Today the majority of my street gathered in the Notre Dame Catholic Church at the end of our block to grieve the loss of our dear friend and neighbor, Heidi Walsh. As anyone who knew me growing up would confirm, my street is extremely close knit. My oldest friends, the ones whose houses can be seen from my bedroom window, are also among my closest. There is a sense of vulnerability that comes from knowing a person since childhood, an honesty that masks any attempt to better or worsen your reputation. And, in the case of Waverly, Norfolk, and Chestnut, that vulnerability as led into undeniable trust and bondage.
So, when we were all reunited last night to tie ribbons on trees in Mrs. Walsh's memory (something we have done far too many times for far too many good and well-missed people), there was no shame in sadness. Mrs. Walsh's passing was tragic and horrible and so unexpected that even I, someone much less religious than I should be, felt drawn to seek god and pray tonight at Noter Dame. I wanted to put on my black dress and cry because there was nothing else I could do. I chose grief over what I was really feeling: guilt for being alive when someone so great was not and helplessness towards trying to lessen any of the pain in front of me.
Tonight, when my mother and I took our seats beside the families of two of my closest friends, she placed her hand on my leg and nudged at the young children sitting a few rows a head of us. "Poor kids," she whimpered through tears. "They don't even know what's going on. They don't even know why there here."
It's true, they didn't. Their youthful grins looked out of place beside their mothers' moist eyes. They twirls around in oblivion while the rest of us sat motionless in our pews. They were kids; they had no idea what they were doing in church on a Tuesday night.
But, really, does anyone? None of us - my mother, my teachers, my friends, my neighbors - understand what is going on. We don't know why we all have to meet so frequently under such unfortunate situations. We don't know what to do when these things happen (and god knows, on Waverly, they happen a lot). It doesn't matter how many people I hug or candles I light or times I tell my mother I love her, the truth of life's end will always be as foreign to me as a catholic mass.
I don't understand death. I don't understand why it comes so quickly to those who don't expect it and so slowly to those who suffer. I don't understand what I am supposed to do when it comes so close to me, when it takes people I know and love and care about and leaves me behind. I don't understand what I can do for the four children Mrs. Walsh will never see grow up, why I will see them tomorrow but she won't, why I will tell at my mother tomorrow and their kind words toward theirs was cut short. I don't understand how natural and predictable each breath is for me and still, no matter how harmless inhaling feels, how inevitable it is that each breath steals one from someone else. I am a child, twirling in church, so oblivious to what is happening and why it keeps happening. We all are.
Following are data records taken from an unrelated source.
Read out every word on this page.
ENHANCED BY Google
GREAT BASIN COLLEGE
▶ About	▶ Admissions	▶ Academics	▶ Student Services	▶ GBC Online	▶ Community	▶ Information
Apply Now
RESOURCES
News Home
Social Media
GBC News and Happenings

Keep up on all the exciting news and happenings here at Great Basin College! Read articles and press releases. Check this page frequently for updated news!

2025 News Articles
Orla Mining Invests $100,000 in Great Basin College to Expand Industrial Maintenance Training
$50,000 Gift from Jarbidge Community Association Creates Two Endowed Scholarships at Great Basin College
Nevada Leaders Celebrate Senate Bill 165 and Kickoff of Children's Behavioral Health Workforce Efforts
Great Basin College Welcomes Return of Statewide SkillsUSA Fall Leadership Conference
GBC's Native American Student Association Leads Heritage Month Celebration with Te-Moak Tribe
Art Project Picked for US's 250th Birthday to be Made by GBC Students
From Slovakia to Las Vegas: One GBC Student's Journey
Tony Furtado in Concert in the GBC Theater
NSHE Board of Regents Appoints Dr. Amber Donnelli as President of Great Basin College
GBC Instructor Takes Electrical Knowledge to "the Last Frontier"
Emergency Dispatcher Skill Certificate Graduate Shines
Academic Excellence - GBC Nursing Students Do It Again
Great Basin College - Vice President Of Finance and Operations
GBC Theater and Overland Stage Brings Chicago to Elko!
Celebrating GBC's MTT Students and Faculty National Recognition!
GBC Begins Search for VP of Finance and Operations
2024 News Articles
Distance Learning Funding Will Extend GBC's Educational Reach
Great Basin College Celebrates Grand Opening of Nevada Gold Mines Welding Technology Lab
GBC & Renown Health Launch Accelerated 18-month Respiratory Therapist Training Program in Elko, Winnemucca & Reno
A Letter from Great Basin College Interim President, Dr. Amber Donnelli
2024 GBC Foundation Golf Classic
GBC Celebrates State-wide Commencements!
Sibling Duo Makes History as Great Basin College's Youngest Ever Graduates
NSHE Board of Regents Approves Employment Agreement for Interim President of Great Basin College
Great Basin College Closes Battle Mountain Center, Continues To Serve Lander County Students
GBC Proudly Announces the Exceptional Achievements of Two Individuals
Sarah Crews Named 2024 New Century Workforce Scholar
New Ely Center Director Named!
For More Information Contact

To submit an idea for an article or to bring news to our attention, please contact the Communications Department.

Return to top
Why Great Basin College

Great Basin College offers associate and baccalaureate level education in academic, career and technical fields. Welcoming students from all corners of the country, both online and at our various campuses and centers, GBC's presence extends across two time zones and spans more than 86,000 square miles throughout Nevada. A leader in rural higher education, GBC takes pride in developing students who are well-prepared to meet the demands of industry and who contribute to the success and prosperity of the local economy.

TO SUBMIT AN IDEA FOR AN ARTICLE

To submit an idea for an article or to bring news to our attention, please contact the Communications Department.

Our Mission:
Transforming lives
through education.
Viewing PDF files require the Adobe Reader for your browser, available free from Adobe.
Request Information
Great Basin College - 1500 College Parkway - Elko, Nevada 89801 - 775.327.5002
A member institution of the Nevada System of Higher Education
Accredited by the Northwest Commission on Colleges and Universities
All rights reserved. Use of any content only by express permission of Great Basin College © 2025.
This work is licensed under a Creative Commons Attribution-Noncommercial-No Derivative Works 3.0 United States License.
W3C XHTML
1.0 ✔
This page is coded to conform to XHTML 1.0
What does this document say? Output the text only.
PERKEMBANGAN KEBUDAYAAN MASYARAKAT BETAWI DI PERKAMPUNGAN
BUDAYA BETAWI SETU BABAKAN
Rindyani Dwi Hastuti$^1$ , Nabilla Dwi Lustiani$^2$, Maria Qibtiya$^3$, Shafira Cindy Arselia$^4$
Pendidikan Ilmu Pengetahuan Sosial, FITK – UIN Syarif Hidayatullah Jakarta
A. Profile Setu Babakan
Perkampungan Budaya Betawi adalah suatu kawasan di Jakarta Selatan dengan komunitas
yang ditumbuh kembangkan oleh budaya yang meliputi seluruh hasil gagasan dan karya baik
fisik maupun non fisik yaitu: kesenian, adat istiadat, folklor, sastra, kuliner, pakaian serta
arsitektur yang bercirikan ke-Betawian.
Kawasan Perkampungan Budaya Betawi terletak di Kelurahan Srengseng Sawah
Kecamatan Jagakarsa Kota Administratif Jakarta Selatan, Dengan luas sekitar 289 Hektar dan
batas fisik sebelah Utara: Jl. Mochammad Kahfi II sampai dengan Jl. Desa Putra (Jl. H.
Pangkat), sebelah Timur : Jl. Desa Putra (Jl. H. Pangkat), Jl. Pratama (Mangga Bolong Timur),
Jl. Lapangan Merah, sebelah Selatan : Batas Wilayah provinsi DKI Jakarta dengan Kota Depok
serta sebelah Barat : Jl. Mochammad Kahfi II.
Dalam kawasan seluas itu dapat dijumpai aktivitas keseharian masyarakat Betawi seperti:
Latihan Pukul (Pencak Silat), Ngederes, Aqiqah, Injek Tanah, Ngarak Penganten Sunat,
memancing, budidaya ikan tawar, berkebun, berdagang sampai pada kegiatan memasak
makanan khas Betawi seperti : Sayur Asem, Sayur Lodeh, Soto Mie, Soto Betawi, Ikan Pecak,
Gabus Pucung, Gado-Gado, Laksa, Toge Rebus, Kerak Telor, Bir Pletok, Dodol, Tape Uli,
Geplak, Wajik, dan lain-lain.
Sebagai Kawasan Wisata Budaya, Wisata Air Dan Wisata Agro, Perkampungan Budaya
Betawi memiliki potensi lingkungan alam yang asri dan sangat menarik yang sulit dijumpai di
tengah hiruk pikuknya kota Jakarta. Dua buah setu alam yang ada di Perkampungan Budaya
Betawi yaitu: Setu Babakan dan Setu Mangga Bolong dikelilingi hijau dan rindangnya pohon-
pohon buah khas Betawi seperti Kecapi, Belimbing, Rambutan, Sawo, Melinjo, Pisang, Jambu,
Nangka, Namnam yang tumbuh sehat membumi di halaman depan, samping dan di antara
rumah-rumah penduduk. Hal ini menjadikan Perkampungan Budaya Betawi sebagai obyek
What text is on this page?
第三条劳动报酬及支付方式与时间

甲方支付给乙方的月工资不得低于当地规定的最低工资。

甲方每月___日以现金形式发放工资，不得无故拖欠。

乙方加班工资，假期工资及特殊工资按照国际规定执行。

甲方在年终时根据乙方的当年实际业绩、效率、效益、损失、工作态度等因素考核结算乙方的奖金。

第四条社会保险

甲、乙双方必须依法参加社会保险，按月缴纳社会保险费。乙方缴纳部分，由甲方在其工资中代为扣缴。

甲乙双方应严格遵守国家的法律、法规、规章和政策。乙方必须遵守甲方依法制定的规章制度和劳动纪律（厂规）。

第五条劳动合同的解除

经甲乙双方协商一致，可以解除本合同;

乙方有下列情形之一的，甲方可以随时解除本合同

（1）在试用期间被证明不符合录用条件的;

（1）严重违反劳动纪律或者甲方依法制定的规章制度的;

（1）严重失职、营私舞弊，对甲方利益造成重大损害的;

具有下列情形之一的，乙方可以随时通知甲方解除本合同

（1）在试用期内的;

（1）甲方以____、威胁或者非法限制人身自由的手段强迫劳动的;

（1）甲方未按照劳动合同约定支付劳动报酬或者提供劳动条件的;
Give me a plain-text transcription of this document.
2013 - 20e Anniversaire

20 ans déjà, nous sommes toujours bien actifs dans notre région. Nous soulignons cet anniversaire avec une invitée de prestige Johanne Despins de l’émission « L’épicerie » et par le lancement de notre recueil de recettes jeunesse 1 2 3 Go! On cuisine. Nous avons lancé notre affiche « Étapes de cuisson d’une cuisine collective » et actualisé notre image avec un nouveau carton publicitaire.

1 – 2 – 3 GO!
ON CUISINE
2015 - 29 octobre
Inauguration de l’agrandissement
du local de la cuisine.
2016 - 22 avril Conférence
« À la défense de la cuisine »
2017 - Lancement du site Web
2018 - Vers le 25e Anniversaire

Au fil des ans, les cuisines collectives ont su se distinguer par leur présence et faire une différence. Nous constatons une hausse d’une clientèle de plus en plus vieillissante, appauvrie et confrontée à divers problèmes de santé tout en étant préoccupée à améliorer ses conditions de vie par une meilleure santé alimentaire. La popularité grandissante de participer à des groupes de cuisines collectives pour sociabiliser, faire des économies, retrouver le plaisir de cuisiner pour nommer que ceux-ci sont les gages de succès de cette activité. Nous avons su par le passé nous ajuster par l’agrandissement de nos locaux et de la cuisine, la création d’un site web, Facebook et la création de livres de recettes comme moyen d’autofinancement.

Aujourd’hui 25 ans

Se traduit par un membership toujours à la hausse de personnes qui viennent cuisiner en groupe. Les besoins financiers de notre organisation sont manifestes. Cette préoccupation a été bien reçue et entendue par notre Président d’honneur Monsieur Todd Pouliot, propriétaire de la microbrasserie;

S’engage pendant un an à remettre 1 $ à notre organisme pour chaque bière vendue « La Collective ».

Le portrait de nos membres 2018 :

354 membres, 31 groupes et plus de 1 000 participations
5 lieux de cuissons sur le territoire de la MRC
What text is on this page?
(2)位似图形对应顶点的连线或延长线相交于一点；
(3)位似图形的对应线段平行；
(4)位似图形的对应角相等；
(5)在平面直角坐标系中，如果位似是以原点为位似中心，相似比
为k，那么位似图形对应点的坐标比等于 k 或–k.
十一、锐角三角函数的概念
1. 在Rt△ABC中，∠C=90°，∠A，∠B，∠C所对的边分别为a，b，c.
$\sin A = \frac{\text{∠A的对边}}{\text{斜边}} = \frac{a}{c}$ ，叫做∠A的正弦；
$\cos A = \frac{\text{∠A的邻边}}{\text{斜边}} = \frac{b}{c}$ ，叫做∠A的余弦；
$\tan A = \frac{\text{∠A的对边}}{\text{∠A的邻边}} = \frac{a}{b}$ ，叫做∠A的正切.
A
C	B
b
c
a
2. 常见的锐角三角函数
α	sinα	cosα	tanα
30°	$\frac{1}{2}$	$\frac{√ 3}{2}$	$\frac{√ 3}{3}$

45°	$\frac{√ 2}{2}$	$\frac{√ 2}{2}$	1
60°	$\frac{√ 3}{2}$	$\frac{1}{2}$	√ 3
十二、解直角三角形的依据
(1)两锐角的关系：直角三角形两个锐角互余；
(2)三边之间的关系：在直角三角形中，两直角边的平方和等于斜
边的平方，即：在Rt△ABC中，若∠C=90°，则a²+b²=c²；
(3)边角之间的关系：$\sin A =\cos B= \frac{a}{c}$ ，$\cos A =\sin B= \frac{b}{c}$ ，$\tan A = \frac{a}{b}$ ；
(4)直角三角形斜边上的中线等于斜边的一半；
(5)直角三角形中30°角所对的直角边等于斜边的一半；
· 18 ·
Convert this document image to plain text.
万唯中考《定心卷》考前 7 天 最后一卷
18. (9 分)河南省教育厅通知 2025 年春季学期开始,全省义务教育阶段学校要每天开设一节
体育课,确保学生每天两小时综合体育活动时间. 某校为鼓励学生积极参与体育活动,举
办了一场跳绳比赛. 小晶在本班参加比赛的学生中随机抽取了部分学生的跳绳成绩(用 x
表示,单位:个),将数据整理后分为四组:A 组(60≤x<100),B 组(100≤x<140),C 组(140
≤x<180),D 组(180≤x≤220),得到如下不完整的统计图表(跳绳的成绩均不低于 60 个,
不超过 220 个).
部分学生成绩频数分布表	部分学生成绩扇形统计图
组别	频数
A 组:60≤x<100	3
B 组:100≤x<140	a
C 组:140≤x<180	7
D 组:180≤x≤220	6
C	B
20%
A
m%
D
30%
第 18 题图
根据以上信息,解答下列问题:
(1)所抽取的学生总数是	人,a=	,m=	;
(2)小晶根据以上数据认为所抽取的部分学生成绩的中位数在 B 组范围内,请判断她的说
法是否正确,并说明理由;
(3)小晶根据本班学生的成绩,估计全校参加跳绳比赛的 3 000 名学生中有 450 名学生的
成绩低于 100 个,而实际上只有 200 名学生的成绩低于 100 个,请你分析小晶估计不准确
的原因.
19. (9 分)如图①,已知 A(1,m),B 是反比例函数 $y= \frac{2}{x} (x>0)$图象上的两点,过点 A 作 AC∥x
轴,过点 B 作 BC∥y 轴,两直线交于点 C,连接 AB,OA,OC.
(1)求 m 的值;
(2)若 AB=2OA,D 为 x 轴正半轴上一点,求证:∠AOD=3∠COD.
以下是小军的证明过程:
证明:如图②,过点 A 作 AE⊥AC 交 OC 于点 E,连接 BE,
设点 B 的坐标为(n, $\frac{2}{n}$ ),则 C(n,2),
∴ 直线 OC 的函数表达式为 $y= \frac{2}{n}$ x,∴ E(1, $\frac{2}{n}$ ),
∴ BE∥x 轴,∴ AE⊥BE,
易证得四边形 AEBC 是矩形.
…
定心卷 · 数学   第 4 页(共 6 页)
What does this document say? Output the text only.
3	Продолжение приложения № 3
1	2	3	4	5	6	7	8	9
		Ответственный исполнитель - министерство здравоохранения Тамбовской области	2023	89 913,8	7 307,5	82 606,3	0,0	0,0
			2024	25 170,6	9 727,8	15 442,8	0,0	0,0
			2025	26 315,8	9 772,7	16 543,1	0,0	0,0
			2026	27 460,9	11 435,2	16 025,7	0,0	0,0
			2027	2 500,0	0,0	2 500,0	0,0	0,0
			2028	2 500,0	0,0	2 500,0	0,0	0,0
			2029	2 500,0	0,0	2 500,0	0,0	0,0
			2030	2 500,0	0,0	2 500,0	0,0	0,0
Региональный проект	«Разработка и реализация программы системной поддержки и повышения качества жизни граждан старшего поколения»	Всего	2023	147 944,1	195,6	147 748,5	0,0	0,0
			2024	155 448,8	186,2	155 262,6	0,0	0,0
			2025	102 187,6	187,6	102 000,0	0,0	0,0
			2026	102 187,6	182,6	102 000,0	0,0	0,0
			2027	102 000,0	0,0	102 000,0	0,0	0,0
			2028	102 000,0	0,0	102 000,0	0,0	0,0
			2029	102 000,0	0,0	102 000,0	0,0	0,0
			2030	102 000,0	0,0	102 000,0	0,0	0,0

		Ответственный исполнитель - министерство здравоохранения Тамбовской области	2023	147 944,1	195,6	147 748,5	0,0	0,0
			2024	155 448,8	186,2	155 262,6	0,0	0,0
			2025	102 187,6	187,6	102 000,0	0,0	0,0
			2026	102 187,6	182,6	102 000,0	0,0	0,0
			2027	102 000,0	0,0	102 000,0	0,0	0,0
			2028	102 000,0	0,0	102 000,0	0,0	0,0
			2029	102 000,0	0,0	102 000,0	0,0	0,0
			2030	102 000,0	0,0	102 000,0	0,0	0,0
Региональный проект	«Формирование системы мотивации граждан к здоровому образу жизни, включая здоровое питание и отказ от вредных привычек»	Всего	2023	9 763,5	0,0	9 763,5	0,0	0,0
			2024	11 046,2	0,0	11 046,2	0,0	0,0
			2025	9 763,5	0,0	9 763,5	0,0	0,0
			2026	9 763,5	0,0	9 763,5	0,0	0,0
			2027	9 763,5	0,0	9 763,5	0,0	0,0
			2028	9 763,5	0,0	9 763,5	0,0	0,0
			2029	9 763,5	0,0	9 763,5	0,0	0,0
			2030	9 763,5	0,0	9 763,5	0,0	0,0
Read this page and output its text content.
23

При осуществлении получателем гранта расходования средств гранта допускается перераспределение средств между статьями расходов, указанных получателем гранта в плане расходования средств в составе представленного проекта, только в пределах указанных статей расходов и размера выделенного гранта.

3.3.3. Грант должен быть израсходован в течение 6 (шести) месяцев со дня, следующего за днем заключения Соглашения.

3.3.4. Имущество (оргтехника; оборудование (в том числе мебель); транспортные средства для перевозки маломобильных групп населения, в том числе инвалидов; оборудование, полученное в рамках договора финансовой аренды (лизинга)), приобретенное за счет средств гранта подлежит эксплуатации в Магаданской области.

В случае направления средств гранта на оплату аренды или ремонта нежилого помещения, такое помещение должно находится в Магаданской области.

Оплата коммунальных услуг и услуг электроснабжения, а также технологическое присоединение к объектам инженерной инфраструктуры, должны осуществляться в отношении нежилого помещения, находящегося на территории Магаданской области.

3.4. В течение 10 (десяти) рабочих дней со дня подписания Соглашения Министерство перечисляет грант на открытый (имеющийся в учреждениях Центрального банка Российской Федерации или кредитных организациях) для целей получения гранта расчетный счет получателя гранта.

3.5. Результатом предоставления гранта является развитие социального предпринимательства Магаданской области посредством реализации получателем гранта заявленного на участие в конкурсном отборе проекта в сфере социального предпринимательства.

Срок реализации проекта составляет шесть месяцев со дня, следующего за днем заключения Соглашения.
So I sat between my mother and an old friend, acting like I knew which shoulder to cross first, pretending to know when to stand and when to sit, faking like I said "trespassers" and not "debtors" or "sinners." I thought that maybe, if I could make sense of the formula of catholic prayer I could make sense of its content. But none of that matters. None of this makes sense to anyone, no matter how young or old or religious or distant we all may be. There is no sense to be made of a death on Waverly. There is only guilt for still being alive.